Without KCLDA, city lakes left high and dry!

The state government’s repeal of the Karnataka Lake Conservation Development Authority, the small but significant body in the protection of Bengaluru’s ailing water bodies, is a dire blow at a time of crisis. A severe water shortage is on the horizon and our city’s lakes need to serve a number of functions from recharging ground water to maintaining the delicate balance of the ecosystem. The KLCDA managed to stop encroachments during its time despite being severely shortstaffed. With the maintenance of lakes shifted to the non-disruptive Minor Irrigation Department, which has let many an encroachment and destruction of tank bunds take place without objection, it seems as though authorities are far more concerned about protecting vested interests than the welfare of the city and its people.

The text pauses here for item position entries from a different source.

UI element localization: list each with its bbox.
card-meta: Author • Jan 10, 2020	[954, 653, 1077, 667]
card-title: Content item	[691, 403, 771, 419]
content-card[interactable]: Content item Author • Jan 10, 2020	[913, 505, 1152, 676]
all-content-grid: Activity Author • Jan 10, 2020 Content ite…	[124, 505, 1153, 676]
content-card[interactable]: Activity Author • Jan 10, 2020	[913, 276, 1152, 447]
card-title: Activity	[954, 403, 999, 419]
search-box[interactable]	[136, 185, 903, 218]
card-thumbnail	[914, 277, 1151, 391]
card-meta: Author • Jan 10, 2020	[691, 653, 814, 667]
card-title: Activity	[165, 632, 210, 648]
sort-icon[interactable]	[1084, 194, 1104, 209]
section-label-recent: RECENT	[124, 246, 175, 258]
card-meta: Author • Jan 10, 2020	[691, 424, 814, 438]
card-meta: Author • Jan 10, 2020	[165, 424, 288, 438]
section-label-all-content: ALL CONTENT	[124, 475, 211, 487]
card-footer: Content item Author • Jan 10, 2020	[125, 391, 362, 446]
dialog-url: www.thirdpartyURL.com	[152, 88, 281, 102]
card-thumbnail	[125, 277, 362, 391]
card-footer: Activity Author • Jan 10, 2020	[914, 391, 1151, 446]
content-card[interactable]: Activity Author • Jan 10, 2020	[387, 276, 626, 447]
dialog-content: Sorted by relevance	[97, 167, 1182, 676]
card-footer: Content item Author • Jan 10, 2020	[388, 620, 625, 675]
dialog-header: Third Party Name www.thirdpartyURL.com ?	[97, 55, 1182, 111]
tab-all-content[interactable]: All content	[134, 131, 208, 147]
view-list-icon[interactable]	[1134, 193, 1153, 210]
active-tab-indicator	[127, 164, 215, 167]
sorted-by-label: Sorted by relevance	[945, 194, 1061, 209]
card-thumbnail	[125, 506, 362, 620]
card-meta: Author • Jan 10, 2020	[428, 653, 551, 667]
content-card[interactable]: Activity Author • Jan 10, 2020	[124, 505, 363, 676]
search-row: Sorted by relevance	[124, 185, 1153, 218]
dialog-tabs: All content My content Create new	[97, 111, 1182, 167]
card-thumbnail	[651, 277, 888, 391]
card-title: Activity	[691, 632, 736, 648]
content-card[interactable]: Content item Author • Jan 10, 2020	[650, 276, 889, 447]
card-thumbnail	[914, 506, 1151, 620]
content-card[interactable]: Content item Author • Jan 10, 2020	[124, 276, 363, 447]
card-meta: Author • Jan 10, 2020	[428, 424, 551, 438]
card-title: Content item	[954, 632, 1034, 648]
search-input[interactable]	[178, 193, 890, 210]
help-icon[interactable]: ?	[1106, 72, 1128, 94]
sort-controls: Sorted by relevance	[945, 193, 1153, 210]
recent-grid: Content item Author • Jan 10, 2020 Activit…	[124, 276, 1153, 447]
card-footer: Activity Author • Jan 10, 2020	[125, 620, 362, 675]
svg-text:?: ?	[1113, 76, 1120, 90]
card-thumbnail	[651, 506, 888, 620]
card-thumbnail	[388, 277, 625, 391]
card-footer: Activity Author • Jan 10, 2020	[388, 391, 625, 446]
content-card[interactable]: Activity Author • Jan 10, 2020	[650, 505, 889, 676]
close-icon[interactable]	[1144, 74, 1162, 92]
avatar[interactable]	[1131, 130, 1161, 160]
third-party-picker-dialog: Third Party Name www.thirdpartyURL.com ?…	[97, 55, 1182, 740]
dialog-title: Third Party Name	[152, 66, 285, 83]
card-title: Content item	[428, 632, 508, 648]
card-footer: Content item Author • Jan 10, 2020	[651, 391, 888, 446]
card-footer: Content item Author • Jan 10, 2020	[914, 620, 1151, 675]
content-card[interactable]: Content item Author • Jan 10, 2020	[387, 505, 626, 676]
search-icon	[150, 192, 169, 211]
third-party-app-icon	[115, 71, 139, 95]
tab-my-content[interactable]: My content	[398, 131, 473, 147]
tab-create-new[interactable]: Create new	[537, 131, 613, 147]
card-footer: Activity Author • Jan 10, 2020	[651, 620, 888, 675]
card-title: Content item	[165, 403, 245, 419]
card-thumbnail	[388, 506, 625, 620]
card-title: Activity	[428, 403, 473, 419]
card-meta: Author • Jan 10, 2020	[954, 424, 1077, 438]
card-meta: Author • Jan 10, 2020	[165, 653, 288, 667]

The cries of celebration for the scrapping of the proposed amendments to the Karnataka Tree Preservation Act (1975) have scarcely died down, but are authorities are not discouraged. Eco-activists have not been consulted in one more crucial step in this path of destruction, with the government repealing the Karnataka Lake Conservation and Development Act. The lake protection body had been brought into existence in 2016.

In its amendment, the government stated that lakes under the jurisdiction of the BBMP will be transferred to the Minor Irrigation department. It goes on to state that the KLCDA will be merged with the Tank Conservation and Development Authority. Since its inception in March 2016, the KCLDA didn't receive a single boost either in terms of member strength or powers. Authorities scraped through the developmental works entrusted to them with a mere 14 staff members, when the actual requirement exceeded 100.

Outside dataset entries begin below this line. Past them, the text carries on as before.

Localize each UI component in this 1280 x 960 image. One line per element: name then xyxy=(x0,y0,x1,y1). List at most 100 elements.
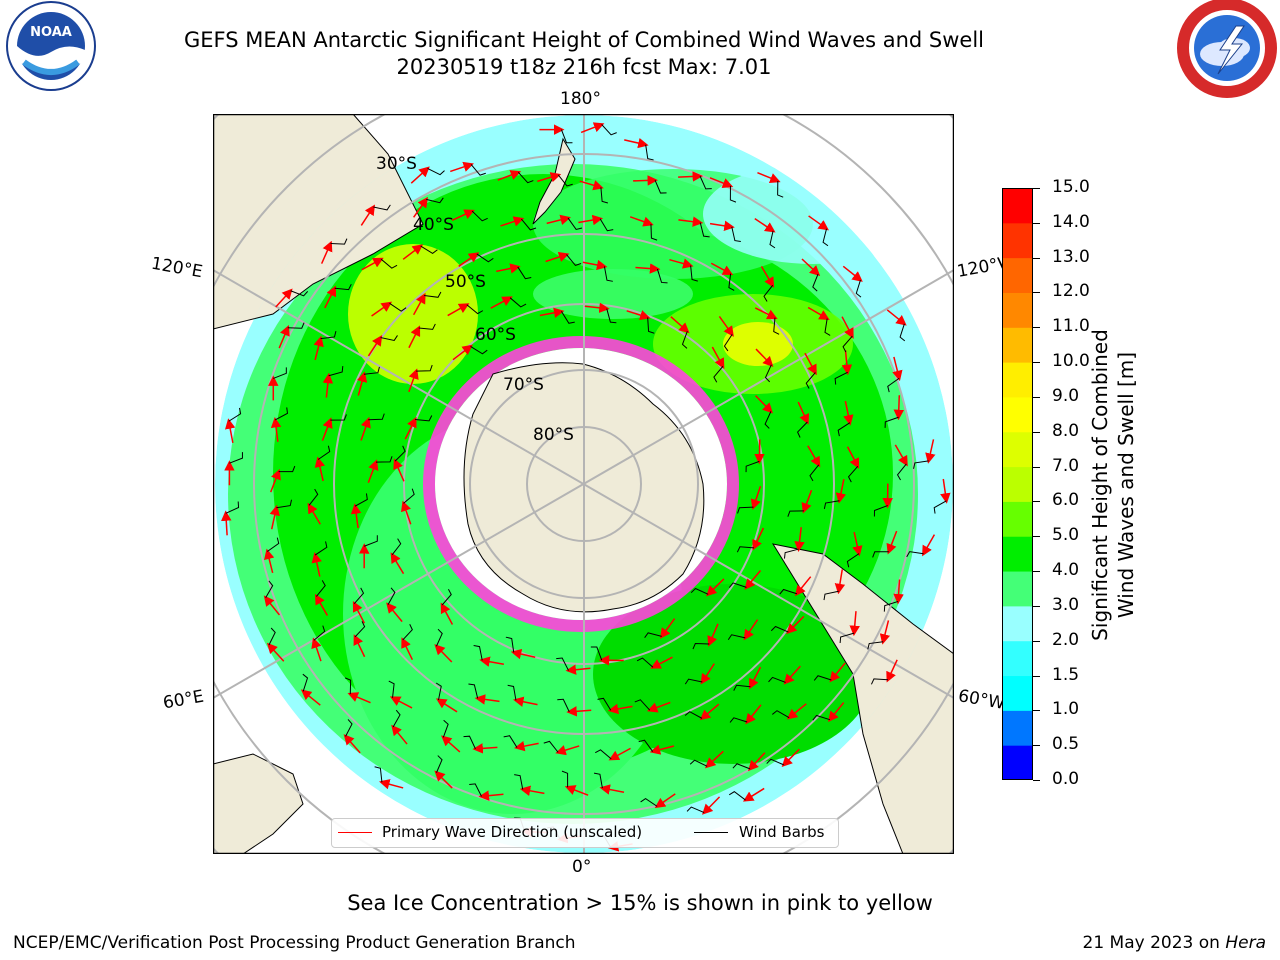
wind-barb xyxy=(713,366,724,383)
colorbar-tick-mark xyxy=(1033,780,1040,781)
wave-arrow xyxy=(472,743,498,754)
colorbar-segment xyxy=(1002,745,1033,780)
wave-arrow xyxy=(757,172,781,184)
wave-arrow xyxy=(704,750,724,769)
wind-barb xyxy=(600,187,609,204)
wind-barb xyxy=(328,366,344,377)
wave-arrow xyxy=(434,770,453,789)
wind-barb xyxy=(388,680,395,698)
wave-arrow xyxy=(410,166,430,184)
wave-arrow xyxy=(314,593,329,616)
wave-arrow xyxy=(278,325,290,349)
wind-barb xyxy=(517,171,534,184)
wind-barb xyxy=(769,230,776,249)
wind-barb xyxy=(560,129,573,144)
wind-barb xyxy=(394,445,406,462)
wave-arrow xyxy=(404,416,417,440)
wave-arrow xyxy=(940,478,951,504)
wave-arrow xyxy=(313,335,324,361)
wave-arrow xyxy=(300,689,321,706)
wind-barb xyxy=(503,735,518,748)
wave-arrow xyxy=(646,701,671,713)
wind-barb xyxy=(656,268,668,284)
wind-barb xyxy=(317,445,331,460)
colorbar-segment xyxy=(1002,536,1033,572)
wind-barb xyxy=(846,553,860,568)
wind-barb xyxy=(389,302,407,312)
wind-barb xyxy=(847,465,859,483)
wind-barb xyxy=(416,364,433,372)
wind-barb xyxy=(873,505,888,517)
wave-arrow xyxy=(367,335,383,357)
wave-arrow xyxy=(450,161,474,173)
wave-arrow xyxy=(754,307,778,320)
wind-barb xyxy=(330,414,347,421)
wave-arrow xyxy=(537,172,562,183)
wind-barb xyxy=(436,755,443,773)
colorbar-tick-mark xyxy=(1033,466,1040,468)
wave-arrow xyxy=(599,784,625,795)
wave-arrow xyxy=(709,177,734,189)
wave-arrow xyxy=(490,296,513,309)
wave-arrow xyxy=(781,748,800,768)
wave-arrow xyxy=(678,171,704,182)
colorbar-tick-label: 1.0 xyxy=(1052,699,1080,720)
wave-arrow xyxy=(500,216,525,227)
wind-barb xyxy=(473,645,483,661)
wind-barb xyxy=(267,537,280,552)
lat-label-80: 80°S xyxy=(533,425,574,445)
wave-arrow xyxy=(699,703,720,721)
wave-arrow xyxy=(361,257,384,271)
wave-arrow xyxy=(322,372,334,398)
wind-barb xyxy=(824,318,831,336)
colorbar-tick-mark xyxy=(1033,605,1040,607)
wave-arrow xyxy=(749,666,762,690)
wave-arrow xyxy=(843,400,854,426)
wave-arrow xyxy=(269,504,280,530)
wind-barb xyxy=(375,456,393,463)
wind-barb xyxy=(823,590,839,601)
wind-barb xyxy=(686,806,705,814)
colorbar-tick-label: 14.0 xyxy=(1052,211,1090,232)
colorbar-tick-mark xyxy=(1033,396,1040,398)
colorbar-segment xyxy=(1002,605,1033,642)
wave-arrow xyxy=(584,302,610,314)
wind-barb xyxy=(278,465,296,473)
wave-arrow xyxy=(452,344,473,361)
wave-arrow xyxy=(842,265,863,282)
wave-arrow xyxy=(435,698,458,713)
colorbar-segment xyxy=(1002,292,1033,328)
colorbar xyxy=(1002,188,1033,780)
colorbar-tick-mark xyxy=(1033,257,1040,259)
wind-barb xyxy=(783,548,799,559)
wave-arrow xyxy=(474,694,500,705)
wave-arrow xyxy=(760,266,775,288)
wave-arrow xyxy=(654,793,676,809)
wave-arrow xyxy=(386,602,403,623)
lat-label-30: 30°S xyxy=(376,154,417,174)
wind-barb xyxy=(521,218,537,231)
wind-barb xyxy=(692,643,710,650)
wind-barb xyxy=(896,463,907,481)
wind-barb xyxy=(228,407,242,422)
wave-arrow xyxy=(408,368,419,393)
wind-barb xyxy=(426,197,444,204)
wind-barb xyxy=(842,335,853,353)
lon-label-0: 0° xyxy=(572,857,592,877)
wave-arrow xyxy=(566,706,592,717)
wind-barb xyxy=(699,175,712,190)
wind-barb xyxy=(590,646,603,661)
wind-barb xyxy=(906,551,924,558)
wave-arrow xyxy=(626,310,651,321)
wind-barb xyxy=(727,634,746,641)
wave-arrow xyxy=(922,534,936,557)
wave-arrow xyxy=(834,569,846,595)
wind-barb xyxy=(805,372,816,389)
wind-barb xyxy=(764,411,772,429)
wave-arrow xyxy=(886,530,898,555)
wind-barb xyxy=(290,290,309,297)
wind-barb xyxy=(636,657,654,668)
wave-arrow xyxy=(707,623,719,647)
wave-arrows xyxy=(221,122,951,852)
wind-barb xyxy=(354,621,366,638)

Activists demand that the amendment be challenged but senior officials of the KLCDA say there is no scope to file objections since the act has already been passed in the house.  "The activists, if they wish, can meet the governor or the Chief Minister," the official said. There is also no clarity on whether the developmental works taken up by BBMP and KLCDA will have to be stopped with the introduction of the recent amendment. "As of now, we have no idea whether we have to stop the rejuvenation works," said B.V. Satish, Chief Engineer, BBMP lakes. 

The KLCDA echoed the thought. "There is no clarity since the government has not passed any order in this regard. We have, however, carried out developmental works at Madiwala and Agara lakes. Apart from this, a lot of time has been spent on research work related to wetlands," said the senior official. 
Activists have raised the alarm over the repeal of the KLCDA, which was passed with less than 20 members in the assembly and no public consultation. The surreptitious transfer of lakes to the Minor Irrigation Department, which has been entrusted with responsibilities it is not capable of handling, has undoubtedly heckled researchers and conservationists alike. 

"The irrigation department has only managed irrigation tanks and its track record in that is not very successful either. How then is this department qualified to manage urban lakes for the multiple objectives of biodiversity conservation, lung space, groundwater recharging and possibly the storage of treated water?" asks Dr Sharachchandra Lele, a senior fellow at ATREE.

KLCDA killed to protect vested interests, claim activists
Environment activists have upped the ante against the repeal of KLCDA, which, to its  credit, has stopped several attempts to encroach lakes and even obstructed the construction of roads on tank bunds. It is believed that the authority, which was on its way to empowerment, has been killed by the government. 

Praising the efforts of KLCDA CEO Seema Garg, water expert Kshitij Urs said, "The roots of the authority have been cut without public consultation and debate. According to the constitution, national resources have to benefit everyone. KLCDA was an independent authority with no vested interests." 

At Doddabommasandra, the BBMP stopped the construction of the road project after the KLCDA intervened and with only 14 members, a bio-diversity park was established at Madiwala lake while Agara lake was rejuvenated. 

Urs alleged that the Yellamapachetty lake with an area of 400 acres on Kolar road had been encroached and as its custodian, the Minor Irrigation department did nothing to stop the entry of sewage entering the lake. 

Kunthur lake in Chamrajnagara district is another example of the inept handling by the Minor Irrigation department. "National Highways department was given a project to construct a road that ran through Kunthur lake. The irrigation department did nothing to stop it. The project was stalled after we intervened," Urs explained. 

One of the major objections to the amendment is that it rules out the possibility of citizen participation despite the fact that the minor irrigation department has no experience in handling urban lakes. The activists question the possibility of rejuvenating lakes by the department, which receives an annual allocation of Rs 120 crore. 

"The act has been killed on purpose and it will greatly affect the democratic idea of local self-government. The punitive laws of the KLCDA have affected vested interests, which is why it was repealed. How can an authority function without manpower or funds," demands Ram Prasad, co-founder, Friends of Lakes.